What it means
میش (mish) is the Persian word for a ewe, the adult female sheep. It is a native Persian term that has been in use since classical times. The male sheep is قوچ (quch) and the general word for sheep is گوسفند (gusfand). میش appears most often in pastoral or rural contexts, but it has also worked its way into one of the most poetic idioms in everyday Persian: گرگ و میش (gorg-o-mish), literally “wolf and ewe,” which describes the dusky half-light at dawn or dusk when visibility is so low that a wolf and a sheep become hard to tell apart at a distance.
How to use it
- میشها تو مرتع بودن. (mish-hâ tu marʿa budan.) “The ewes were out on the pasture.”
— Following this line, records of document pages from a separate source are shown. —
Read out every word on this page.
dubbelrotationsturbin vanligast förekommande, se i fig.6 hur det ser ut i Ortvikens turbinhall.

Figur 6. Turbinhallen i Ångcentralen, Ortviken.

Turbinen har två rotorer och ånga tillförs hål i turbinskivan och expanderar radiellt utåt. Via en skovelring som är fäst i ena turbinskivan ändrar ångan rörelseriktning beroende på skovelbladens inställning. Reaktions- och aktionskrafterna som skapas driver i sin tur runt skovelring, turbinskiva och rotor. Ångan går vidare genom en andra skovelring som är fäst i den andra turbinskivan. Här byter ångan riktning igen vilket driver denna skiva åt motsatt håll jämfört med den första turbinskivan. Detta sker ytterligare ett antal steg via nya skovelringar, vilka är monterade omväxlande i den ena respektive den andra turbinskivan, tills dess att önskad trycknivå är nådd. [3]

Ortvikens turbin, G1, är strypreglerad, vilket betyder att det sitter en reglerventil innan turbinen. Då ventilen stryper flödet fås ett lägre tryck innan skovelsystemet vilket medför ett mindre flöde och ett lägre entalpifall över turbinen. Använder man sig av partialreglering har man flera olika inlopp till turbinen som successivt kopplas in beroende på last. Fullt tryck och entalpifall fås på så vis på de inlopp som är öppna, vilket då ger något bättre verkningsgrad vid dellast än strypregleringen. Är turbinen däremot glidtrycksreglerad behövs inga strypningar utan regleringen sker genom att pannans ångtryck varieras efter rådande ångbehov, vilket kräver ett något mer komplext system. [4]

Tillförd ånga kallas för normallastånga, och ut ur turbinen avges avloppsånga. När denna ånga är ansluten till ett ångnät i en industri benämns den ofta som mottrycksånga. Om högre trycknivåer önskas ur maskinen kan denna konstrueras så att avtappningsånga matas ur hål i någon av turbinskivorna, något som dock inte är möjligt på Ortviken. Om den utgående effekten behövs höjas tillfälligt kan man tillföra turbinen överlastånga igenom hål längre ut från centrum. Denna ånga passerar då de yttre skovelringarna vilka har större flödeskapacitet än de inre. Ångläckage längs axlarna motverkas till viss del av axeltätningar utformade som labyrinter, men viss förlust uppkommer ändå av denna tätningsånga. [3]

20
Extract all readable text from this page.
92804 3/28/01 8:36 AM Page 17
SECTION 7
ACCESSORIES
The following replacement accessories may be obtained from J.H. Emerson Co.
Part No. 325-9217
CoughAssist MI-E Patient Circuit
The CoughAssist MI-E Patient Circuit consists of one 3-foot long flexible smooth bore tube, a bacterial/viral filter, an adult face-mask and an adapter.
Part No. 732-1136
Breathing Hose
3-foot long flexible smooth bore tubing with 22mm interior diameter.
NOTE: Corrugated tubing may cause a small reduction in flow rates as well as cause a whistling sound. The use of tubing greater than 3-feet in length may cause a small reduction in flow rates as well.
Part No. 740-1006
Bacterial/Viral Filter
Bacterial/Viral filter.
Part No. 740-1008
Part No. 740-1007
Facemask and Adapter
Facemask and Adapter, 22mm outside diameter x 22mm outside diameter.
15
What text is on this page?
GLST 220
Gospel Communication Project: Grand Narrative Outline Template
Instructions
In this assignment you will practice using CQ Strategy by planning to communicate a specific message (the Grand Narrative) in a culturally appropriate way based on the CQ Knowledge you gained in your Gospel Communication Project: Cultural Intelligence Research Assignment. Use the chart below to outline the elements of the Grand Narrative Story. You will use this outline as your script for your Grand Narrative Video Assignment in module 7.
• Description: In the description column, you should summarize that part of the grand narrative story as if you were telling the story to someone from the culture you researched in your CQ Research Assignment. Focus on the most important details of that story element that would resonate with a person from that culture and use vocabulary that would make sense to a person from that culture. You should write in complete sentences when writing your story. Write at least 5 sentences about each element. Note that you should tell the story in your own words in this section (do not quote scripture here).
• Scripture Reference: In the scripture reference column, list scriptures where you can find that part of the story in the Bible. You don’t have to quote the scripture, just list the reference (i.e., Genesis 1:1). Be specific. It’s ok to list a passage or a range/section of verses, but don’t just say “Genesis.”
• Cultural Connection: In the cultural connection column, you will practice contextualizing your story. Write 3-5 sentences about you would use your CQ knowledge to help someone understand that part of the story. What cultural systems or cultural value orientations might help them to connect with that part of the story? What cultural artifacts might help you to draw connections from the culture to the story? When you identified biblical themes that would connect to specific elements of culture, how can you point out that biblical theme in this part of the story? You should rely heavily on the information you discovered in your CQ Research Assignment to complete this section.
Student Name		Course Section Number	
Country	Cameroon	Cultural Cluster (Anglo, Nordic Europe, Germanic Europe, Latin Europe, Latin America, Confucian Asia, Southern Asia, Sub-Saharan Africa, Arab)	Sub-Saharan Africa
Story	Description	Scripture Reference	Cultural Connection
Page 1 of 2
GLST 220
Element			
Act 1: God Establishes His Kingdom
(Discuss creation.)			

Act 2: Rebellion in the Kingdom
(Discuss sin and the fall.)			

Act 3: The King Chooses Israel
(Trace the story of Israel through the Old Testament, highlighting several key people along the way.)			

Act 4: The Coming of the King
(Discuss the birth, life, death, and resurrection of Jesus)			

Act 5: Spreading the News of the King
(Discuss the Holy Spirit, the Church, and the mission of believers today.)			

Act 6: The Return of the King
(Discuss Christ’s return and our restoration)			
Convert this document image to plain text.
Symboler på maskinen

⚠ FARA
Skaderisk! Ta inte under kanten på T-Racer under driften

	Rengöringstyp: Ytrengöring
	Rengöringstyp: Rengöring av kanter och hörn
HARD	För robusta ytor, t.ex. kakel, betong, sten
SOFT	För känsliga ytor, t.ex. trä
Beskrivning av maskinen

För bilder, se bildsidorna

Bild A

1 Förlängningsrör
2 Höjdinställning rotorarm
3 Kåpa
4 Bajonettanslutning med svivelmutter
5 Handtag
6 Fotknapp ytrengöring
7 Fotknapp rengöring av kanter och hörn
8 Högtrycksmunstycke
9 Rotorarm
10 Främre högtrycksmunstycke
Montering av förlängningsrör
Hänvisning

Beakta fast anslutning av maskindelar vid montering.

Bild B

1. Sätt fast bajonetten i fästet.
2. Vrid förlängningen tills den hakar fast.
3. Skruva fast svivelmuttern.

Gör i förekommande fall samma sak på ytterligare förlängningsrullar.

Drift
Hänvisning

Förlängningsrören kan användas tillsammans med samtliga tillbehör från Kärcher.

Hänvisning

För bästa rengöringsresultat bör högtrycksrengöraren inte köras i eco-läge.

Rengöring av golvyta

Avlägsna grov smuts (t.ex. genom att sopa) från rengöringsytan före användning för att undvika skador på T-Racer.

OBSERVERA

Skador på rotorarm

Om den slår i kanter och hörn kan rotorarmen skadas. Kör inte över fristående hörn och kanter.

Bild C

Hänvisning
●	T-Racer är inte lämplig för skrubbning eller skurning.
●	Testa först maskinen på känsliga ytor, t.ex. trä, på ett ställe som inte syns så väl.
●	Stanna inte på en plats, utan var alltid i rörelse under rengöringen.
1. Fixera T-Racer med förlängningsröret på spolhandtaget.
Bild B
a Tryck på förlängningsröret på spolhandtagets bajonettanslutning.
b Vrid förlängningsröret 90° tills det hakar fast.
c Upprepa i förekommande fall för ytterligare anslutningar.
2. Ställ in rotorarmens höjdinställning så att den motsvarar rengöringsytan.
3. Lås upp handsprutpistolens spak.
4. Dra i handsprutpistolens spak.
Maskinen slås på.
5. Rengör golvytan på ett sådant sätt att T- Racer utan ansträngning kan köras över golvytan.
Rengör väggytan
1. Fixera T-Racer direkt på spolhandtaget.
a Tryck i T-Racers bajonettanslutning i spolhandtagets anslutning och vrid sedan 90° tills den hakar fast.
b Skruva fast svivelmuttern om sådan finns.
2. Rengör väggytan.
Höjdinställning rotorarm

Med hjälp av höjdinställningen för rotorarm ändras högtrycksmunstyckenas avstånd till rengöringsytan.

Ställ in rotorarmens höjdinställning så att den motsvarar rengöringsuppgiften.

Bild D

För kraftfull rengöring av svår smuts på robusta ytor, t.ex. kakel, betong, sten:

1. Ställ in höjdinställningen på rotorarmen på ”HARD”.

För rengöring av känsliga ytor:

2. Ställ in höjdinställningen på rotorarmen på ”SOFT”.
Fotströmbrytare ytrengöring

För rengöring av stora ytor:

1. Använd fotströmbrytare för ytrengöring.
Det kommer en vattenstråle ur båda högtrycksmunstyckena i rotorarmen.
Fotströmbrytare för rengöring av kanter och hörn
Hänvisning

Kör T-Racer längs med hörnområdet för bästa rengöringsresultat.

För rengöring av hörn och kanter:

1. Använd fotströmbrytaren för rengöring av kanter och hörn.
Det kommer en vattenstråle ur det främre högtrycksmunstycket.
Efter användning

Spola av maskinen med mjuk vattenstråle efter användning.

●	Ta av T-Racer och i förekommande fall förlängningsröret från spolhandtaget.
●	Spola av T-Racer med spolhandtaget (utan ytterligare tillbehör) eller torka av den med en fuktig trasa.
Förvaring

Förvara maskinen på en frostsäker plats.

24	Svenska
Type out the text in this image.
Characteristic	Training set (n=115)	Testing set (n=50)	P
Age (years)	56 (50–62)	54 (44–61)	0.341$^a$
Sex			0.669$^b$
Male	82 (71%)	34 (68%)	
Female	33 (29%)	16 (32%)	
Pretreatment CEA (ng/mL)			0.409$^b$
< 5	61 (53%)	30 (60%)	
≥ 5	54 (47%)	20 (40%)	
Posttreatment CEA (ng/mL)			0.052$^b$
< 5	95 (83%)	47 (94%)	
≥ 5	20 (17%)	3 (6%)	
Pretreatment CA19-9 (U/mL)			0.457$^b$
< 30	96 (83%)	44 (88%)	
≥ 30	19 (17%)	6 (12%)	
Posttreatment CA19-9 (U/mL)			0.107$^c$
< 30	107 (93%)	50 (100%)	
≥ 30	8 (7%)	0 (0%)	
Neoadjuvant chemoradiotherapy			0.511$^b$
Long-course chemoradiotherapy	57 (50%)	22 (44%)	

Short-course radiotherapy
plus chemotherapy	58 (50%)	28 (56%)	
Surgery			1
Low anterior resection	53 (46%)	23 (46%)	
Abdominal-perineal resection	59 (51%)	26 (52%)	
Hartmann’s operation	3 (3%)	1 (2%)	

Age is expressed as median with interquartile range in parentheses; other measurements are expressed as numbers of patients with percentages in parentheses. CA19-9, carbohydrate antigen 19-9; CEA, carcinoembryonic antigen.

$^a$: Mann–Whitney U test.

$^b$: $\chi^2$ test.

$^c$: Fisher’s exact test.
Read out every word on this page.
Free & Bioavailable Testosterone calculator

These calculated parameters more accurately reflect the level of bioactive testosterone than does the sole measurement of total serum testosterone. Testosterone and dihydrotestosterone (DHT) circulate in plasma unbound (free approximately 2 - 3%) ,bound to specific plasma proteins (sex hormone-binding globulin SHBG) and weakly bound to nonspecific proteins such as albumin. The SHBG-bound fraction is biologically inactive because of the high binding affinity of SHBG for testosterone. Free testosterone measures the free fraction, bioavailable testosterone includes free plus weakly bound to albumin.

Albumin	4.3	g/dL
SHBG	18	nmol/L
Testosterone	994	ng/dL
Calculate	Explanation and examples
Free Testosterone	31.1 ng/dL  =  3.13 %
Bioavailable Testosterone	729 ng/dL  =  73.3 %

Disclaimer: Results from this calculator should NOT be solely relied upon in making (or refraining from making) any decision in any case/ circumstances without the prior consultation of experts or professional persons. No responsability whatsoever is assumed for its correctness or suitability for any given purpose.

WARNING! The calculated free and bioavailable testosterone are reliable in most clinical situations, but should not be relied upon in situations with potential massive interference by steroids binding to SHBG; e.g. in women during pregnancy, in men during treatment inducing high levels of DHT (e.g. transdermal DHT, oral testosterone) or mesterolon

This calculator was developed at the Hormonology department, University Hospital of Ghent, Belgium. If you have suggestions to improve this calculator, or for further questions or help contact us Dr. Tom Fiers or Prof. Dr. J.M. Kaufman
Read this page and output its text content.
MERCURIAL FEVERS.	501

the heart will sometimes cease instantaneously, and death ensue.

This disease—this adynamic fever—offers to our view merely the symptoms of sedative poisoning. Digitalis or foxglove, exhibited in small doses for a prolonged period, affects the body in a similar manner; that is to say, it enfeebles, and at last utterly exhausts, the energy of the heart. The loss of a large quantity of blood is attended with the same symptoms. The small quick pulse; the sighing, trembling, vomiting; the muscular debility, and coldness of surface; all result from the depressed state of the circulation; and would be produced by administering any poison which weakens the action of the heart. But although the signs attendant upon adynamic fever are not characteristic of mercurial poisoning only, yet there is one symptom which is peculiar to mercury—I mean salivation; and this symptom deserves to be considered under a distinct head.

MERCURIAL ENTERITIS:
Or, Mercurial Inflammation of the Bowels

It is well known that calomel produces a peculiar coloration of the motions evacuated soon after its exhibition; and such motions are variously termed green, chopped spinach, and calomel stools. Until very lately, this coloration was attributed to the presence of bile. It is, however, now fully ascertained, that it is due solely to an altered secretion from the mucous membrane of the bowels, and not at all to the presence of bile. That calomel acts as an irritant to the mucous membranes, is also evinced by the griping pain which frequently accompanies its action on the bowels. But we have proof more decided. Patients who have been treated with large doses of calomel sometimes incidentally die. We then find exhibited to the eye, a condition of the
- هوای گرگ و میش بود که رسیدیم. (havây-e gorg-o-mish bud ke residim.) “It was twilight when we arrived.”
- قوچ و میش رو با هم نگه میدارن. (quch-o-mish ro bâ ham negah midâran.) “They keep the rams and the ewes together.”
- شیر میش برای پنیر استفاده میشه. (shir-e mish barâye panir estefâde mishe.) “Ewe’s milk is used for cheese.”
Cultural note
The idiom گرگ و میش (gorg-o-mish) for twilight is one of the most vivid in the Persian language, evoking the ancient danger of flocks at dusk when predators move. It appears in classical Persian poetry and remains in active use in spoken Persian today. The ewe herself has long symbolised gentleness and fertility in Iranian village culture. Sheep herding, with its seasonal migrations between highland and lowland pastures, has shaped the landscape and culture of Iran’s nomadic peoples for millennia.